Surreal
Today’s Sunday had an interesting origin. I was fishing for ideas… so I checked today’s date in Wikipedia… and found that it is the birthday of Guillaume Apollinaire. He is the writer-art critic who coined the word “Surrealism.”
So with this, I began researching Surrealism, as I didn’t know a whole lot about it (I just knew that I didn’t care much for the movement in general). I found plenty of material on the net… including free streaming audio of Oxford art history classes on the matter (gosh they use big words at Oxford). Anyhow, the toon didn’t take shape until I’d spent the workday listening to all kinds of audio on the movement (I can listen and color toons at the same time… I just love podcasts!).
What I have found is that I still am not fond of the Surrealists…but I did find something I connected with… which was that the Surrealists experimented with chance. I found this interesting as it isn’t often well-known… they would take walks in the park and be attuned to the chance meetings and encounters. They also were into automatic writing and drawing… where you empty your mind and then draw or write the inner dialogue you had with out editing. That I can get on with.
across the street from where i work is a supermarket. upon the roof of said market perches somewhere in the neighborhood of between two hundred and fifteeen thousand seagulls.
every so often said gulls would take off, en masse, to, uh, do their business.
this can last for several minutes and the sound is reminiscent of a cloudburst. (okay, so i exaggerate).
it is at those times one should either carry an umbrella or hope for some quick cover under an eave…
Randie would do well to get a hat that doesn’t have a bull’s eye on top.
I dig surrealists for their ability to render their own original creativity on otherwise normal everyday objects and/or people.
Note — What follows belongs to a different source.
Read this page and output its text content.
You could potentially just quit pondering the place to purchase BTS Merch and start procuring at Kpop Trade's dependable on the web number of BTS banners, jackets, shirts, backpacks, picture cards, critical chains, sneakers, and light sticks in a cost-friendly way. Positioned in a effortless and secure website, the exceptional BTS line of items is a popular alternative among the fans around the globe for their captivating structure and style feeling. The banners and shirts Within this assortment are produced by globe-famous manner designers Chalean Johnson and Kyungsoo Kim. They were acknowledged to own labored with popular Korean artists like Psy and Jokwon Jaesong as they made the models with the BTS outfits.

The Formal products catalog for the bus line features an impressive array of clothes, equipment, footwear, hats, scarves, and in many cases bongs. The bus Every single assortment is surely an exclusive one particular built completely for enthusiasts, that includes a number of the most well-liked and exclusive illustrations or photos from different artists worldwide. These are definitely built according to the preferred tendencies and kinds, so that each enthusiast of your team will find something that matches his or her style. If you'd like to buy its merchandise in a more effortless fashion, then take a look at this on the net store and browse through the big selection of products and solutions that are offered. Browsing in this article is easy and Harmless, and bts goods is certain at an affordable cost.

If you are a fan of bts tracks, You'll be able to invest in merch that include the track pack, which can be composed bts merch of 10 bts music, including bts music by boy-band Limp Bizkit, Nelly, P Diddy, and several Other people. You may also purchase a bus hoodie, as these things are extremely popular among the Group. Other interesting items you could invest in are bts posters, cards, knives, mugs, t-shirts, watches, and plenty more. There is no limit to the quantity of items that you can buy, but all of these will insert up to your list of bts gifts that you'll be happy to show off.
Those Oxford folks likely use their big words to justify their big dictionaries.
Randie’s painting looks like a passing dream, only in color!
That chiuahua yipper dog on the trike is hilarious. Is that a beard he’s wearing or did he drink a can of coke beforehand that’s now foaming up and out?
firedome… That description is horrific. I’ve found large coastal parking lots to be like concrete oceans with seagulls perching atop car roofs as if they’re rocks jutting out of the ocean. Sometimes several seagulls to a car…can we say SUV? And, yeah, they do sometimes leave momentos.
Yat… It won’t look like a bullseye for long.
Stick,
I think the fact that she saw the yapper dog on FOAM street has something to do with it…
The use of chance by the surrealists was in some measure faked. There are several records of people asking Marcel Duchamp for details after failing to achieve usable results following his stated chance procedures. MD’s response was that he had never tried the exercise himself since it was the idea of the chance proess that was important.
Never cared for the Surrealists, or the Pointilists, either. Impressionists can be either very good, like Van Gogh, or very, very bad! Always more of a Rembrandt or something llike that person. Especially Rubens, since I’m somewhat built that way.
Ha, thought she felt a raindrop until reality struck… and she’s now wear’in a head scarf.
jude… Good call, I can see that.
Ruth… I’m sort’a tossed-up by abstractionists myself. Some abstracts can be so vibrant, alive and expressive while others can be such pieces of trash.
Firedome, I work across the way from you next to said market, and I can concur about the seagulls. Only I ocasionally do have to run under them to get into my place of work.